Mali : les forces armées détruisent des refuges terroristes près de Sandaré

L’État-Major Général des Armées du Mali a publié un communiqué. Ce texte informe le public sur des opérations militaires. Ces actions se déroulent dans le secteur sept. Ce secteur fait partie de l’opération Dougoukoloko. Les forces mènent des missions de recherche. Elles visent aussi la destruction de refuges. Ces bases sont utilisées par des groupes terroristes.

Des opérations antérieures ont eu lieu dans la région de Kayes. Elles ont causé des pertes importantes aux groupes armés. Les survivants de ces groupes se sont repliés. Ils se sont réfugiés dans la zone de Nioro. Leur repli s’est fait en ordre dispersé. Les services de renseignement ont ensuite localisé des caches. Ces refuges se trouvaient au nord-est de Sandaré.

Les forces terrestres maliennes ont donné l’assaut. Cette action militaire a eu lieu dimanche 12 avril 2026. L’attaque a permis de détruire complètement les refuges. Un nombre important de terroristes a été neutralisé. Les troupes ont aussi procédé à des saisies. Elles ont récupéré du matériel militaire varié.

Le butin comprend des armes et des munitions. Des motos ont également été confisquées. Les soldats ont trouvé des engins explosifs improvisés. Ils ont aussi saisi des mines antichars industrielles. Des équipements de communication comme des radios complètent la liste. Ces résultats suivent une série d’engagements. L’armée malienne intensifie ses efforts contre le terrorisme.

Le communiqué se termine par une formule de ralliement.

Unis, nous vaincrons.

Il est daté du 14 avril 2026. Il provient de la ville de Bamako. La source citée est le canal Telegram « ousmanesonko ». Cette information confirme la poursuite des opérations. La situation sécuritaire reste une priorité nationale. Les autorités militaires communiquent régulièrement sur ces actions.

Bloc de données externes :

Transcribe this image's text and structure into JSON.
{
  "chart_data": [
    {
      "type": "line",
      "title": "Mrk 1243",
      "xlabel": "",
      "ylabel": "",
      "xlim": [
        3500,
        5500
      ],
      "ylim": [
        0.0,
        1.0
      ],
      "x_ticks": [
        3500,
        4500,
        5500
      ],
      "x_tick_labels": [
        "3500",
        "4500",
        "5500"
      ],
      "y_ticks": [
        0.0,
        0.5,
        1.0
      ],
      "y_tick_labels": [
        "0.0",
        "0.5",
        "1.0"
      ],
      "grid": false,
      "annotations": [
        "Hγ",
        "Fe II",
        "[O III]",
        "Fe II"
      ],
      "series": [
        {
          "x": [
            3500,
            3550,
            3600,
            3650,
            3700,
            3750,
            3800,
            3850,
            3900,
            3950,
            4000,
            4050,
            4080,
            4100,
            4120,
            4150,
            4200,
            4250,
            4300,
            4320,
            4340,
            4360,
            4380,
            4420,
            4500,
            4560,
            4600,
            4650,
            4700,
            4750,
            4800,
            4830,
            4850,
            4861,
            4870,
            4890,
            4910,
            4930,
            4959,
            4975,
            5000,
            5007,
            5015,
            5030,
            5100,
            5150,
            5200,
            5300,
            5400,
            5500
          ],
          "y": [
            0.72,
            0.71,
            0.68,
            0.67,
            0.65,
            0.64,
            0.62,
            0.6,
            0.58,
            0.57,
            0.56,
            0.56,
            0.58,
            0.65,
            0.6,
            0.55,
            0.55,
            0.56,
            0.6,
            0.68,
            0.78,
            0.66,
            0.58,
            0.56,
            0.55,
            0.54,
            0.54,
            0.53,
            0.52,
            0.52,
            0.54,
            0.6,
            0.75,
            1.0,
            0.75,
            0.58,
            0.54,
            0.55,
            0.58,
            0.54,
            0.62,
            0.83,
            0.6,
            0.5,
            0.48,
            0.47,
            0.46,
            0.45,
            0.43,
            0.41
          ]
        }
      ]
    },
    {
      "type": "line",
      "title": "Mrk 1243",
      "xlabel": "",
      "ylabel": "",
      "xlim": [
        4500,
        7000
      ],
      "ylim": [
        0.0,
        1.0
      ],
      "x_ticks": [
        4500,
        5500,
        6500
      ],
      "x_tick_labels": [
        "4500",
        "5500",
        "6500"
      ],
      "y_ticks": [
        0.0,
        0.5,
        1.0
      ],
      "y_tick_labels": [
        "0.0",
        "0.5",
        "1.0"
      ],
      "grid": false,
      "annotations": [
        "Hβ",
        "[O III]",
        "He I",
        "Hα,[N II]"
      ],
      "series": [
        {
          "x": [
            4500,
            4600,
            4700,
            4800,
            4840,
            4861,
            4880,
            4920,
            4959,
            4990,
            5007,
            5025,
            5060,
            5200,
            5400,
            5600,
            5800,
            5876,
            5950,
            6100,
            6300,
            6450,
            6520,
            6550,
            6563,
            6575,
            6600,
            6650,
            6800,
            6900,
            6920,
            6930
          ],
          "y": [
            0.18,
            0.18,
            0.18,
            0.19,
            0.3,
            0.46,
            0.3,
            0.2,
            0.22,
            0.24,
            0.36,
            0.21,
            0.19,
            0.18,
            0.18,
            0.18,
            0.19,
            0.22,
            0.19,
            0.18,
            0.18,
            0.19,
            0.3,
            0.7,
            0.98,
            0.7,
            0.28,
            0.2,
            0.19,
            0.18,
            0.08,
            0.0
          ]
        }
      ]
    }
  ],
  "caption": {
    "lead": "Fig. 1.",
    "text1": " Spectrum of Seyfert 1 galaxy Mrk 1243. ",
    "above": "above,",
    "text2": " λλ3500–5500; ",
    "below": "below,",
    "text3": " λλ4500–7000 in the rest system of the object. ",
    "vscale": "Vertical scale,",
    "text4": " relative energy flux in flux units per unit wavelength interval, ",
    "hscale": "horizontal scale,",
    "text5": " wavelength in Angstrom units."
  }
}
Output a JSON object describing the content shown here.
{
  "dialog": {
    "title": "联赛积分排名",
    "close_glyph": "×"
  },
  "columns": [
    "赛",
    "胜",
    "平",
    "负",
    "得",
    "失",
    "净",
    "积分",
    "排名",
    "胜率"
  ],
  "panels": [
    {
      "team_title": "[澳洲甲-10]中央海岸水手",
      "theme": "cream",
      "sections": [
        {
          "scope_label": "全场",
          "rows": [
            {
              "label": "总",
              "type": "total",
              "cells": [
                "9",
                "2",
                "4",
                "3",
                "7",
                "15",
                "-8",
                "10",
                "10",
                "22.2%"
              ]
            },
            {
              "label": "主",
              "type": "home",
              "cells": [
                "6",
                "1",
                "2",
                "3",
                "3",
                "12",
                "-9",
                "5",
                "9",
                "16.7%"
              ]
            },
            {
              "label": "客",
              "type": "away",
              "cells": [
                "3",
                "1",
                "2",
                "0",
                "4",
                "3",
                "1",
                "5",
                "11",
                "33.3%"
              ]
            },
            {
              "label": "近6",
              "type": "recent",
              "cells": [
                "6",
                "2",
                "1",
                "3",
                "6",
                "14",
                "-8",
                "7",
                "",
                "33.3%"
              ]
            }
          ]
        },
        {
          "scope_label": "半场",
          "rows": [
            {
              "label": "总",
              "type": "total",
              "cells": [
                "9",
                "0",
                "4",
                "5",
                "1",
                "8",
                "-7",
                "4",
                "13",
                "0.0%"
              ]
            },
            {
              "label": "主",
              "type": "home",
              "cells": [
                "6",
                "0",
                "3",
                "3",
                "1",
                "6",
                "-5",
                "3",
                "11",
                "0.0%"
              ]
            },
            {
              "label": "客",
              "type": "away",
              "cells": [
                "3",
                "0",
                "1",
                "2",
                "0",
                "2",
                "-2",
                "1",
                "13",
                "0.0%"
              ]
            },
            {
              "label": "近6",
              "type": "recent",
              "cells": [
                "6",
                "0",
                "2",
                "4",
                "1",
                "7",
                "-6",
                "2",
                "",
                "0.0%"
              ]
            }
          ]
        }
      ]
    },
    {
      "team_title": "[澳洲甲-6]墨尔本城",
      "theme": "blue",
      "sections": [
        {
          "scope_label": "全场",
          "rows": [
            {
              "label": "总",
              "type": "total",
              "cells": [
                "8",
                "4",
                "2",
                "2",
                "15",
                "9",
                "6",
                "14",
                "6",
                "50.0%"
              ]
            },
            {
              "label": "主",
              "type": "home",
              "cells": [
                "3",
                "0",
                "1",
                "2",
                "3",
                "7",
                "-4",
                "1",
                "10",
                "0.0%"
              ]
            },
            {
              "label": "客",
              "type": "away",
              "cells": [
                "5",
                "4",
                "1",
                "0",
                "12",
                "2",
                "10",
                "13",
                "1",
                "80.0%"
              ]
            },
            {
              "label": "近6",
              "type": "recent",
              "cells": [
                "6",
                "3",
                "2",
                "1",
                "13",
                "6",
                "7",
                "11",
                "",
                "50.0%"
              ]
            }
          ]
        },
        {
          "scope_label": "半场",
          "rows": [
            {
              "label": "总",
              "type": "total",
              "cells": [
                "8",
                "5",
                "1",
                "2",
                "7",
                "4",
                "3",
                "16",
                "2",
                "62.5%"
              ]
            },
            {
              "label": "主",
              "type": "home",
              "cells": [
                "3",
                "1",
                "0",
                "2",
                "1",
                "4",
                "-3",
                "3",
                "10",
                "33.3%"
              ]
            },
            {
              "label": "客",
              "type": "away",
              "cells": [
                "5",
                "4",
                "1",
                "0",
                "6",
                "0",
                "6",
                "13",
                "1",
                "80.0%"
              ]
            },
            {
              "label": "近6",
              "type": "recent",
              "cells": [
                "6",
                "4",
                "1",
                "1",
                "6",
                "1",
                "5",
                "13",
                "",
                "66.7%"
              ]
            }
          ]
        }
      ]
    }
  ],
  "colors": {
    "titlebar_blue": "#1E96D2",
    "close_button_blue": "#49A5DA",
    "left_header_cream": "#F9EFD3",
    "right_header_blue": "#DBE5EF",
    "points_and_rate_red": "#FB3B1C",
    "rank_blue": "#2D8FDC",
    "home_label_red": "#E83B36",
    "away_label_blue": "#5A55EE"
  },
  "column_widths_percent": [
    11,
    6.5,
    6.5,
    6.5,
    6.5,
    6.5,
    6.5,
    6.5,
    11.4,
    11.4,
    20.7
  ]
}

La région concernée est stratégique. Elle est souvent le théâtre d’affrontements. La destruction de ces bases perturbe les réseaux ennemis. Elle limite leur capacité de mouvement et de ravitaillement. Ces succès tactiques s’inscrivent dans une campagne plus vaste. L’objectif est de rétablir la sécurité sur l’ensemble du territoire. La population locale suit ces développements avec attention.

Les pertes subies par les groupes armés affaiblissent leur structure. La saisie d’armes lourdes est un point notable. Elle réduit leur potentiel offensif à moyen terme. L’utilisation de mines antichars pose un risque particulier. Ces engins menacent les convois militaires et les civils. Leur neutralisation est donc un résultat positif.

L’opération Dougoukoloko se poursuit dans plusieurs secteurs. Le secteur sept est l’un des plus actifs récemment. Les forces combattent une menace asymétrique et mobile. Elles adaptent leurs tactiques en conséquence. Le renseignement joue un rôle central dans ces succès. La localisation précise des caches est essentielle. Elle permet des frappes rapides et ciblées.

La communication officielle vise à informer et à rassurer. Elle montre la détermination des institutions maliennes. La lutte contre l’insécurité mobilise des ressources importantes. Elle nécessite une coordination entre différentes unités. Les résultats annoncés témoignent d’une certaine efficacité opérationnelle. Le contexte régional reste complexe et volatile. La stabilité du Mali est liée à celle de ses voisins.

Les prochaines étapes dépendront de l’évolution de la menace. Les groupes armés tentent souvent de se reconstituer. Ils cherchent de nouvelles zones de repli. La pression militaire doit donc être maintenue. Elle s’accompagne parfois d’initiatives politiques et sociales. La solution durable exige une approche multidimensionnelle. Le chemin vers la paix reste long et difficile.